The previous head coach of the New York Rangers, John Tortorella, was not exactly the most media savvy gentleman. With a live, televised press conference from Radio City Music Hall to announce his hiring, Alain Vigneault suggested that at least in one way, things will be different this time.
Chairman of Madison Square Garden James Dolan and Rangers president/general manager Glen Sather announced Friday that Vigneault -- a man with more than a decade of NHL head coaching experience -- will become the 35th coach in the franchise's long and storied history. It was a long-speculated move, after a bunch of candidates were bantered about. In actuality, Sather admitted, only Vigneault and Mark Messier ever had in-person interviews. Vigneault was seen as the man for the job.

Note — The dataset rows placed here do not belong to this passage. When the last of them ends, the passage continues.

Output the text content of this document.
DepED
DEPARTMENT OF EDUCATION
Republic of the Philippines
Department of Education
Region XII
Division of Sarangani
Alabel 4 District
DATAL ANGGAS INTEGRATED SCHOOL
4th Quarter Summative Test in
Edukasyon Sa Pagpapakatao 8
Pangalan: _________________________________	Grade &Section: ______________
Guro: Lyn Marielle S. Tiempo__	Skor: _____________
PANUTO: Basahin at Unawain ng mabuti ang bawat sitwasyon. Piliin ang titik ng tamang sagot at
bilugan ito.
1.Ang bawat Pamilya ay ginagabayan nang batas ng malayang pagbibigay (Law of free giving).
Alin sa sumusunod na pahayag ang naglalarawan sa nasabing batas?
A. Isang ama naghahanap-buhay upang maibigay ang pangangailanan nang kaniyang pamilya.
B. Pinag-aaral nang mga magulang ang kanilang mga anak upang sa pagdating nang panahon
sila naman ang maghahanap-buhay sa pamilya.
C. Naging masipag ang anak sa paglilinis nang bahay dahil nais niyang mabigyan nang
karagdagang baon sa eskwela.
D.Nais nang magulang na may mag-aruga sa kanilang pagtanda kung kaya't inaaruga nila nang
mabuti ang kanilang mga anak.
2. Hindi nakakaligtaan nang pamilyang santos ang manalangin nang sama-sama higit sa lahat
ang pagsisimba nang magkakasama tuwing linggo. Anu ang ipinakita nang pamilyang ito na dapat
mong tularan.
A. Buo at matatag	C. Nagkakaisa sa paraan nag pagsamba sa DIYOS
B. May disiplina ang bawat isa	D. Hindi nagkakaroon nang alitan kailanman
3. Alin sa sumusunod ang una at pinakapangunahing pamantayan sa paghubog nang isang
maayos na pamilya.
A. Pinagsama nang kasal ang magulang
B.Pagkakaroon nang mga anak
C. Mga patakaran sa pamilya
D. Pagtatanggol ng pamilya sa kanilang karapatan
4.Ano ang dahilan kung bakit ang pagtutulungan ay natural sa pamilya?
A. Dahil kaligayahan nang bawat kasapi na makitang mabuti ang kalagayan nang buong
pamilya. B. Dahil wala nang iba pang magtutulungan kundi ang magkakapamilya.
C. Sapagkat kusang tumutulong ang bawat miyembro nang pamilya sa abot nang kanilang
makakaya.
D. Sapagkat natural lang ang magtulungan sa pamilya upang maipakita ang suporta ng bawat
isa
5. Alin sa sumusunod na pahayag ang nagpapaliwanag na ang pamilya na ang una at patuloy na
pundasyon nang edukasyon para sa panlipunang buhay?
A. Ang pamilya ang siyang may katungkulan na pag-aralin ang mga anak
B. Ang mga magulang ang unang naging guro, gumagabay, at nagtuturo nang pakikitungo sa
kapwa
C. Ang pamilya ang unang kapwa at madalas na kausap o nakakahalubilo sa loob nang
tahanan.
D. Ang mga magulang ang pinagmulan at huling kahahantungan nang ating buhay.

The new coach said many of the typical things you say when brought into a big-market team looking to get over that Stanley Cup hump. "I came here to win," Vigneault proclaimed almost immediately as he got the microphone at Radio City. He will plan to let offensive players do more than they were able to under Tortorella, suggesting guys like Rick Nash will have the "latitude to make something out of nothing."
Vigneault also dropped in a joke about how much easier it is to negotiate a contract "when you have two teams after you." It got a big laugh from the room, though perhaps Sather wasn't chuckling as much. For his part, Sather called Vigneault "a perfect fit" and said he was "one of the top coaches in the NHL . . . we are fortunate to have him here in New York."
The Quebec City native has a career head coaching record of 422-288-35, with six postseason appearances in his seven years with the Canucks. Vigneault led Vancouver to a Stanley Cup Final in 2011, only to fall in seven games to the Boston Bruins. He was dismissed by the team after two consecutive first round exits. The Rangers are coming off a second-round exit, a year after being upset in the Eastern Conference Final by the New Jersey Devils.